Obamacare also has a bigger problem: As written, the law’s key mechanism for issuing subsidies to state exchanges is legally enforceable in only one third of the country — meaning the only way to pay for its nationwide dependency expansion is new deficit spending. This would clearly violate another oft-repeated Obama promise: That his law would not “add one dime” to the federal deficit (well, beyond the $6.2 trillion identified in this 2013 GAO report).
What’s an administration to do, right?

That’s easy: Change the law.

“As we implement this law, we have and will continue to make changes as needed,” senior administration official Valerie Jarrett wrote this summer.

And so Obama has shredded the Constitution in favor of the “Easy Button,” arbitrarily remaking entire sections of the health care law that deal with its employer mandate, its deductible and co-payment limits, its coverage requirements and — more disturbingly — its power to subsidize health insurance in more than thirty states.

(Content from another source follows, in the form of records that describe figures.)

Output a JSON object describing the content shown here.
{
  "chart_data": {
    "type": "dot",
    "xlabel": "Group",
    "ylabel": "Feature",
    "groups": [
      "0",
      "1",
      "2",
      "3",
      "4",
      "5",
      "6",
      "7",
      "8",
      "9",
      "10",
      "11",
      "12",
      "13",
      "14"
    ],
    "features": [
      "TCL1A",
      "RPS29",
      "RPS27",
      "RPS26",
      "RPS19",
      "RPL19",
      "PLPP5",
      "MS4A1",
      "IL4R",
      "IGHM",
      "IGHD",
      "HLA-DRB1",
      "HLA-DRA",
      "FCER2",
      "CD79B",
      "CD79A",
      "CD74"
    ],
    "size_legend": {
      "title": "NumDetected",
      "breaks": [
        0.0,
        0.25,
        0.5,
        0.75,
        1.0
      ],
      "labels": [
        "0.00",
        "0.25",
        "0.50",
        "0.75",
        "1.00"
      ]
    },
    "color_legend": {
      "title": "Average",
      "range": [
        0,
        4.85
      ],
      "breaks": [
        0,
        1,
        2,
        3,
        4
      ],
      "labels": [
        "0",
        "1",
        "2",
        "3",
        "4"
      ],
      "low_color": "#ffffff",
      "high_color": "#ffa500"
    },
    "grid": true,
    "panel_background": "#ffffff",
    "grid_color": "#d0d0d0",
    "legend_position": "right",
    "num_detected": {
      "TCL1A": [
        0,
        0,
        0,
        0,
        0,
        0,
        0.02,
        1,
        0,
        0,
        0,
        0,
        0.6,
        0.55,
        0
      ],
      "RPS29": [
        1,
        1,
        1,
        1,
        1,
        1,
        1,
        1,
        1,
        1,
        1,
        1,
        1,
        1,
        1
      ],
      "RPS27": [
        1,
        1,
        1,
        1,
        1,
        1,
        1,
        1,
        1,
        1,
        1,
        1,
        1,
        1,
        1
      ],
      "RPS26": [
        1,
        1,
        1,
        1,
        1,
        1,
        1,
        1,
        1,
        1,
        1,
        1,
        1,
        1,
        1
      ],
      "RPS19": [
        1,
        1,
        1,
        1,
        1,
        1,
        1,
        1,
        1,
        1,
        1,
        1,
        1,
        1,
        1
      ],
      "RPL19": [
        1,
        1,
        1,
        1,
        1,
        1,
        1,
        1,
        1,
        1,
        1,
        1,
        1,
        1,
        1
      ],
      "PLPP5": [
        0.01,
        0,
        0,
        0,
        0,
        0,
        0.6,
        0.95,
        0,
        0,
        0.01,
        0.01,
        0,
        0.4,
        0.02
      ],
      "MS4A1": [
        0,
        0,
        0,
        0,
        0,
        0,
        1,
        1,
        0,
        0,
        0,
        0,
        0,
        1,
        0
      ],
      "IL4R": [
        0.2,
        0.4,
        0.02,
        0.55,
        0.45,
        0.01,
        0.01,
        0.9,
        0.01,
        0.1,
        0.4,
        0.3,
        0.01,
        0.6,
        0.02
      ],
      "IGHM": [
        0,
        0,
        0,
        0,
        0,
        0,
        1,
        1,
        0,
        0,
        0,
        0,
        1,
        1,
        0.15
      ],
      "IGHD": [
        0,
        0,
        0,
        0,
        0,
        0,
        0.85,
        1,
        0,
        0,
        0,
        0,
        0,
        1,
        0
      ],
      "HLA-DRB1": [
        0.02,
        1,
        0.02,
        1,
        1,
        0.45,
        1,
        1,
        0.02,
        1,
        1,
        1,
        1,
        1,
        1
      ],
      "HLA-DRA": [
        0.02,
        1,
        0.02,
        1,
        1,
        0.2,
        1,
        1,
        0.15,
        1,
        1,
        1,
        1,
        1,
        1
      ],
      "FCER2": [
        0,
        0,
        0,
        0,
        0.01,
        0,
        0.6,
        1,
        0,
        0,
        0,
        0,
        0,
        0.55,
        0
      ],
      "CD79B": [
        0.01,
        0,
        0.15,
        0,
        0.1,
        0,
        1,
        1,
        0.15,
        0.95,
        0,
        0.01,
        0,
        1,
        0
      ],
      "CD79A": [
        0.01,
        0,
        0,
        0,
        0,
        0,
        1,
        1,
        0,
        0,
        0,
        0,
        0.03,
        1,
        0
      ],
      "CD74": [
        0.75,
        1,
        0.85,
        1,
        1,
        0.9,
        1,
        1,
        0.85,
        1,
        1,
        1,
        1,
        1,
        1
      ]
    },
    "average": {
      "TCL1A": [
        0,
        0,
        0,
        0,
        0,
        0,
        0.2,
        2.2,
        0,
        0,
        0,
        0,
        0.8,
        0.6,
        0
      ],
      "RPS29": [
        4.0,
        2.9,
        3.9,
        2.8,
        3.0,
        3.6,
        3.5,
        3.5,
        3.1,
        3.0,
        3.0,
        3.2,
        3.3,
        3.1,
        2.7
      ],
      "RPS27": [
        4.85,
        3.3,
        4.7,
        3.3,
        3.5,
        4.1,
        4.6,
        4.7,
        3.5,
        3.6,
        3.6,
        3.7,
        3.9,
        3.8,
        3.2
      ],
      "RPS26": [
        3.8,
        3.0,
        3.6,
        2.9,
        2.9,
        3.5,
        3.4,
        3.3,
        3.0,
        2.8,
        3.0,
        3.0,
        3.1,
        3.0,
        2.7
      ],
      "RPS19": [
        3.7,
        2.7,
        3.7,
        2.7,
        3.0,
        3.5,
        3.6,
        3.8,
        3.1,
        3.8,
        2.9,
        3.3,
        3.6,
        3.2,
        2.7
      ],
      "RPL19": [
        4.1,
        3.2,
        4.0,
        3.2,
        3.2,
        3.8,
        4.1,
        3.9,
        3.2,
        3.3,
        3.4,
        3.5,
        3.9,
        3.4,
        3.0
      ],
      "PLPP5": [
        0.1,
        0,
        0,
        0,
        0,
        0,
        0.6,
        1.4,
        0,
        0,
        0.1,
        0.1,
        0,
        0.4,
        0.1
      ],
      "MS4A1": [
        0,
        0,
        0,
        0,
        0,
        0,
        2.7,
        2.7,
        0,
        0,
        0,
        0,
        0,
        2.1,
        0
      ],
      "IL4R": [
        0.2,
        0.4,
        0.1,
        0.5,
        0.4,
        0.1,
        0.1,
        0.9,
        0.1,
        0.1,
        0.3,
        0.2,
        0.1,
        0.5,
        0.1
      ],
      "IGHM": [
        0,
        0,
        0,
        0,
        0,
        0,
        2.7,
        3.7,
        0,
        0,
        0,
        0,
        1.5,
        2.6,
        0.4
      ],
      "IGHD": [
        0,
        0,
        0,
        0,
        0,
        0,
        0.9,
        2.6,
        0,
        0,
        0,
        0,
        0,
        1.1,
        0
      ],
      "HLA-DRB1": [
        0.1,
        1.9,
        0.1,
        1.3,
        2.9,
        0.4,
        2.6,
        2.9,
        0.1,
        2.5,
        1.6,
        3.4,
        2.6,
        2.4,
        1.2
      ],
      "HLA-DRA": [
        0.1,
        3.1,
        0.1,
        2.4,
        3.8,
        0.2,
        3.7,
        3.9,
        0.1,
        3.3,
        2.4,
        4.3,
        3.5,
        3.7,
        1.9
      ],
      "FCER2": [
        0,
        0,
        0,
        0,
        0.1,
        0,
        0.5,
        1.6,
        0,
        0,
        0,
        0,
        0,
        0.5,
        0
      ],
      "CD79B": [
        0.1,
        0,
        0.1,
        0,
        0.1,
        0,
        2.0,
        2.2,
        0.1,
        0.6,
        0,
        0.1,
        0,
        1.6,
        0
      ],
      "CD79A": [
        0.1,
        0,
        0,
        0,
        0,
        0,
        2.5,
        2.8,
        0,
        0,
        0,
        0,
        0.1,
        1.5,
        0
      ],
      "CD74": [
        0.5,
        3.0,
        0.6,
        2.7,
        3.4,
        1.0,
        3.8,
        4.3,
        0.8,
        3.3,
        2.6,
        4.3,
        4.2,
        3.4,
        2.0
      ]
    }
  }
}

Consider this: Obamacare itself contains 906 pages and approximately 380,000 words. But the regulations promulgated in support of the law total 10,535 pages and approximately 11,588,500 words.

U.S. Sen. Rand Paul (R-Kentucky) hit the nail on the head earlier this year in responding to this systematic obliteration of our nation’s constitutionally prescribed separation of powers.
“The president doesn’t get to write legislation, and its illegal and unconstitutional for him to try and change legislation by himself,” Paul told Fox News.